The incredibly sophisticated and mammoth timepiece is the brainchild of U.S.-based genius computer scientist and inventor Danny Hillis. He's also the co-founder of Applied Invention, an interdisciplinary group of engineers, scientists and artists that develop technology solutions with leading companies and entrepreneurs. He also founded Thinking Machines Corporation, a company credited with inventing supercomputers in the 1980s and 1990s. Hillis envisions the 10,000-Year Clock to keep showing time for the next 10,000 years.

Image : Long Now Foundation

The 10,000-Year Clock Project

The project took birth way back in 1995 when Hillis proposed to build a clock for the long-term future of humanity. The idea was later adopted as a key project by the Long Now Foundation where Hillis is the co-founder & co-chair, and he's also the main designer of the 10,000-year mechanical clock.

The project envisions a monument-scale mechanical clock, built inside a mountain, designed to keep showing accurate time for the next ten millennia. The clock is hundreds of feet tall, engineered to require minimal maintenance, and is powered by mechanical energy harvested from sunlight as well as the people who visit it.

Image : Long Now Foundation

How will the giant clock work?

The clock will mark time with "astronomic and calendric displays" and a chime generator, which can produce over 3.5 million unique bell chime sequences — one for every day the clock is visited for the next 10,000 years.
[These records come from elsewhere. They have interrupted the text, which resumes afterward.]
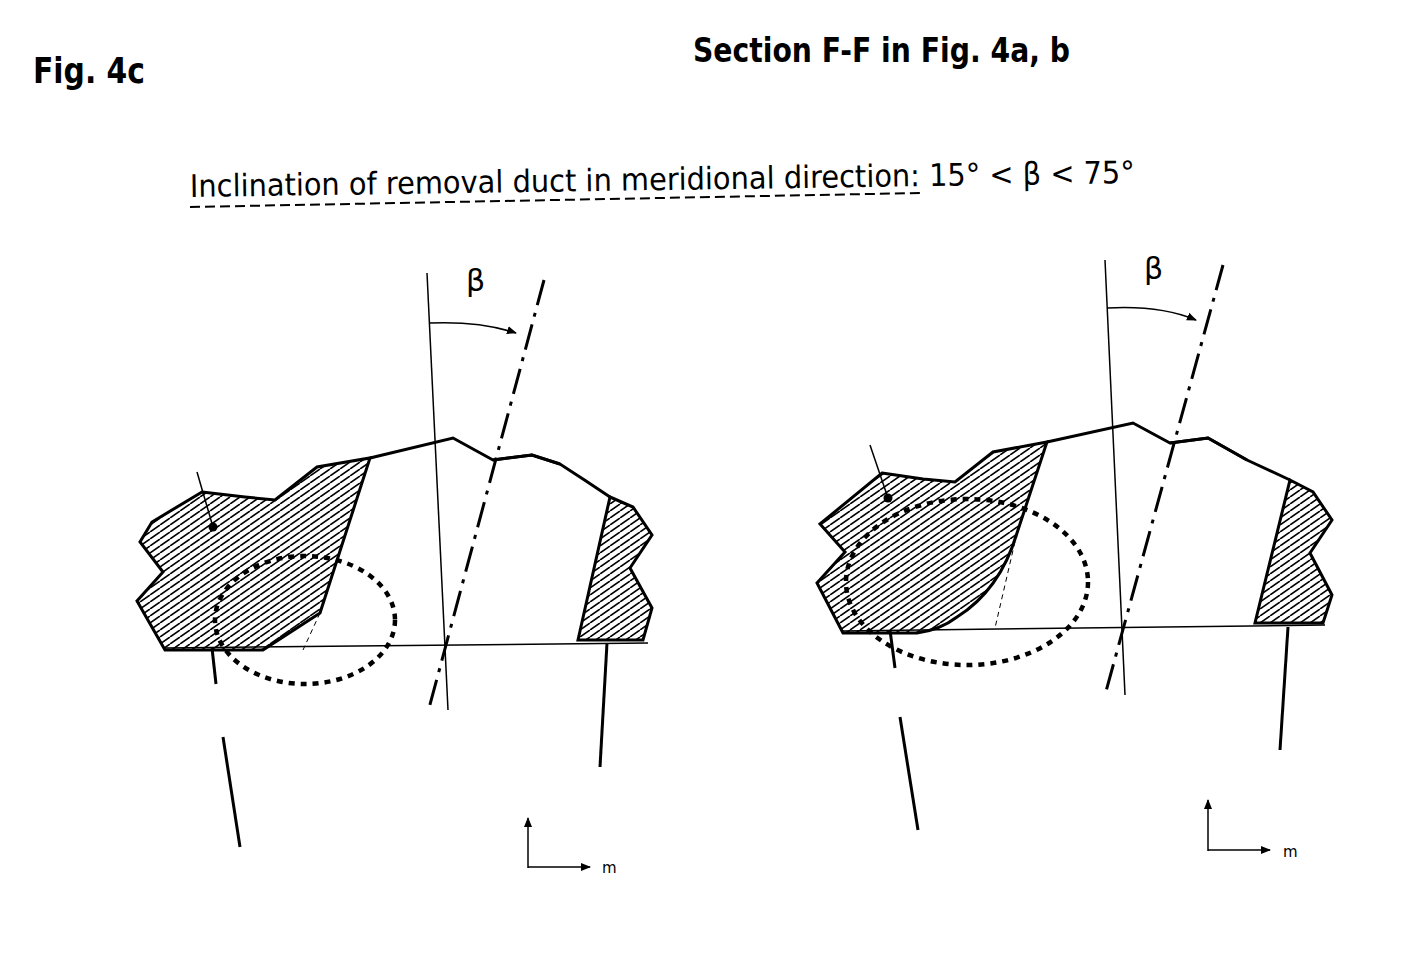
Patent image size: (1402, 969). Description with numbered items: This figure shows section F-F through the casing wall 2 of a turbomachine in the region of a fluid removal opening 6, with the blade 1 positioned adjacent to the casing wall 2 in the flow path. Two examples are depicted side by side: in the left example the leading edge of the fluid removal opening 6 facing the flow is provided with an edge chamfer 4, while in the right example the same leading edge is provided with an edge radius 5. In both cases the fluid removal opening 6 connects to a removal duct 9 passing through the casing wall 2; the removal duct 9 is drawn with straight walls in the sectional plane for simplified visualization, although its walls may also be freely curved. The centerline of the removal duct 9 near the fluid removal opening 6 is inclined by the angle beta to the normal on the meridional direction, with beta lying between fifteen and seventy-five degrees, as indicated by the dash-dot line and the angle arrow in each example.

The blade 1 is at (378, 790).
The casing (wall) 2 is at (160, 555).
The edge chamfer 4 is at (307, 646).
The edge radius 5 is at (963, 615).
The fluid removal opening (FRO) 6 is at (530, 637).
The removal duct 9 is at (533, 472).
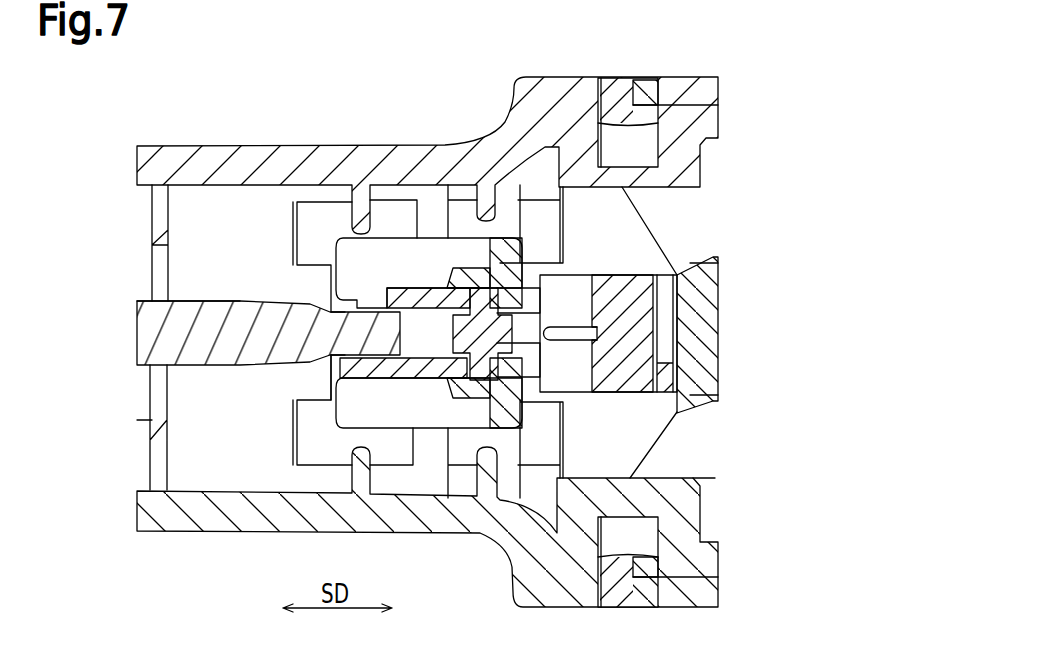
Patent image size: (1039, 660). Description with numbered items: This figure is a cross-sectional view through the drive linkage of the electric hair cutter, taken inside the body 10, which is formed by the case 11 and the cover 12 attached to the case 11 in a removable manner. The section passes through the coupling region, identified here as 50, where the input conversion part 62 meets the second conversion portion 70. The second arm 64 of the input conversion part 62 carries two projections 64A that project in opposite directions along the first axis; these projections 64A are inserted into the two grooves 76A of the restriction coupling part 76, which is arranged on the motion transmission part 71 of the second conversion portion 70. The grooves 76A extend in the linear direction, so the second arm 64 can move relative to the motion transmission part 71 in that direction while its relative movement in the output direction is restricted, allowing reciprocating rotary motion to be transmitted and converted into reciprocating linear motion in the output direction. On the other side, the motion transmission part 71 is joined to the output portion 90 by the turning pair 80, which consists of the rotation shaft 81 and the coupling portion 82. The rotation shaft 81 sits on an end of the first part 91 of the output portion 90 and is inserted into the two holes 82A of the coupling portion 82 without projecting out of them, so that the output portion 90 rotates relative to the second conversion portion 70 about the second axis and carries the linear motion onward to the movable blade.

The body 10 is at (427, 342).
The case 11 is at (553, 607).
The cover 12 is at (551, 76).
The seal unit 50 is at (379, 341).
The input conversion part 62 is at (519, 292).
The second arm 64 is at (519, 292).
The projections 64A is at (522, 280).
The second conversion portion 70 is at (512, 423).
The motion transmission part 71 is at (420, 284).
The restriction coupling part 76 is at (629, 331).
The grooves 76A is at (547, 278).
The turning pair 80 is at (294, 289).
The rotation shaft 81 is at (331, 378).
The coupling portion 82 is at (429, 334).
The holes 82A is at (363, 284).
The output portion 90 is at (241, 337).
The first part 91 is at (227, 301).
The clock is still being assembled and works on five core principles -- longevity, maintainability, transparency, evolvability and scalability.

The entirely mechanical clock is made of long-lasting materials, including titanium, ceramics, quartz, sapphire, and 316 stainless steel. "The Clock counts oscillations of the pendulum for day to day time, sunlight falling on the solar synchroniser to account for long-term drift, and a precomputed correction to solar time to accommodate for the orbital and rotational changes of Earth (rendered by the iconic Equation of Time Cam). Outputs include a depiction of the sky in the form of an orrery, a display of the Gregorian calendar date, and the chimes," says the Long Now Foundation.

Image : Long Now Foundation

'Symbol for long-term thinking': Bezos

Bezos, who has been helping Danny Hillis with the ‘10,000 Years Clock’ project for several years now, terms it "a symbol for long-term thinking". During a recently aired podcast with MIT computer scientist Lex Fridman, Bezos described the physical clock as "an art project", a symbol to influence "people to think longer term".

Bezos says the 500-ft tall clock, being built on a mountain in West Texas, will expand humans’ long-term thinking. "And you can kind of just very conceptually think of the 10,000-Year Clock as it ticks once a year, it chimes once every a hundred years, and the cuckoo comes out once every a thousand years," says Bezos, adding the clock is designed to last 10,000 years with “no human intervention”.

The mega-billionaire says the idea behind the clock project is that over time, it will take on the patina of age and then it'll become a symbol for long-term thinking.

"We’re affecting the planet now. We’re affecting each other. We have weapons of mass destruction. We have all kinds of things where we can hurt ourselves and the problems we create can be so large," says the billionaire, adding that since 10,000 years is a long time, many civilisation, including the US, will rise and fall during those periods.